For this article we spoke to Executive Coach Kerry Little to find out about the various forms of executive coaching and how they differed from each other.

Executive training is about advancing the performance of individuals in leadership roles, and mainly, it has to do with strengthening their aptitude to captain and also affect the output of the people, groups and the divisions they lead.

Broadly speaking there are three classifications of executive coaching: behavioural change coaching, personal productivity training, and ‘energy’ training.

In this post we will very quickly illustrate each of these coaching approaches as well as explain the advantages that come from the behavioral training strategy, so visitors can more thoroughly recognize just what behavioral training is, and also why it is likely to be the most effective executive coaching method readily available for career executives desiring expanded performance in their capacity to enhance the result of the teams and divisions they lead.

Personal productivity training is about reviewing sections of efficiency, efficacy and also personal performance, essentially, it has to do with equipping executives to do more by prioritising better, drawing the utmost from modern technology, obtaining clarity on their goals and so on, so the focus is on the executive himself.

Energy training is about exposing and moving beyond limiting beliefs as well as emotionally charged responses, as well as exchanging them with supportive, empowering views that result in even more valuable and consistent action, so the focus is on the individual development of the leader.

Behavioural coaching differs from the previous two techniques in that it’s about objectively evaluating a leader’s individual leadership type, and the way this alters their ability to perform with and via others, in order to help their people to fulfill their individual KPI’s.

So behavioural training varies from the previous two training approaches in the sense that the emphasis is on pinpointing as well as measuring the ramifications an individual’s leadership form has on the productivity of others. In other words, it’s about training the leader to become even more successful at influencing other people to be more productive, rather than trying to be more and more productive on your own.

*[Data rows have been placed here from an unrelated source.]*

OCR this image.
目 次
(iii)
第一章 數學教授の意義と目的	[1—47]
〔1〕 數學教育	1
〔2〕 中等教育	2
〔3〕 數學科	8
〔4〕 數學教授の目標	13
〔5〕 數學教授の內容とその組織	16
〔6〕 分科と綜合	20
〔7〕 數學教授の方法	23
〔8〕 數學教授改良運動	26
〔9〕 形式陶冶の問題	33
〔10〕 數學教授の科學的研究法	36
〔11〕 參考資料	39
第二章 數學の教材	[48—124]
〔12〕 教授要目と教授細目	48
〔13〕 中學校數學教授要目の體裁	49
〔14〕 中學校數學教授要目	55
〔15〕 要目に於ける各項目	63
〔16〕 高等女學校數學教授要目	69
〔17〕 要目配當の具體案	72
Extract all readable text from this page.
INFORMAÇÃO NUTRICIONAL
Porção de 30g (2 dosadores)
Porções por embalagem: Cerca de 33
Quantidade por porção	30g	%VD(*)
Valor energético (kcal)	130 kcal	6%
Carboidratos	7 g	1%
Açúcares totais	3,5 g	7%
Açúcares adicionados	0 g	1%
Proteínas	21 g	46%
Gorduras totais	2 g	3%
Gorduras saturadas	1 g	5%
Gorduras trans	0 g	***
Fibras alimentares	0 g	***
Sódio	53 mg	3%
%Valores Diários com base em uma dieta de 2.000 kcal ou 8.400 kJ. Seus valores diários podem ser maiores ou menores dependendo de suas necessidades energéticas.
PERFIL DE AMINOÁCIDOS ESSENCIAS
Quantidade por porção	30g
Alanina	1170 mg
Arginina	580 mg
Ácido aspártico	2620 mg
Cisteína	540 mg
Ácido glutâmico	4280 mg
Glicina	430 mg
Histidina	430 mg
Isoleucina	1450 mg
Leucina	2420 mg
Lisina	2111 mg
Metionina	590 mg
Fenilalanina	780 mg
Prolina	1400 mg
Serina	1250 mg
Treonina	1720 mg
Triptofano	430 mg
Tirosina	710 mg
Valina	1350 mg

Ideally, behavioural coaches want to work with people who are already successful leaders, to aid them to develop into even more successful leaders and the case for behavioural training being more useful compared to various other kinds of executive coaching is that most effective leaders are already fairly experienced in guiding their own energy and personal productivity, yet might not appreciate just how their personal leadership style influences the personal effectiveness of their accountable team leaders, teams as well as their department. Essentially, while they are quite experienced achievers, they may be ignorant of how their individual leadership type affects others.

By determining their leadership approach and guiding the leader on an examination into just how this influences their ability to work with as well as by way of others, behavioural training can aid executives to remove previously unidentified limits to performance in addition to productivity, both dependably and expediently.

So how long does it take to attain measurable improvement in the effectiveness of a leader with behavioral training? The answer is, generally only about six months. This is a fairly short time period when the end result is a capability to consistently and assuredly elicit suchpowerful gains right through a division and a company.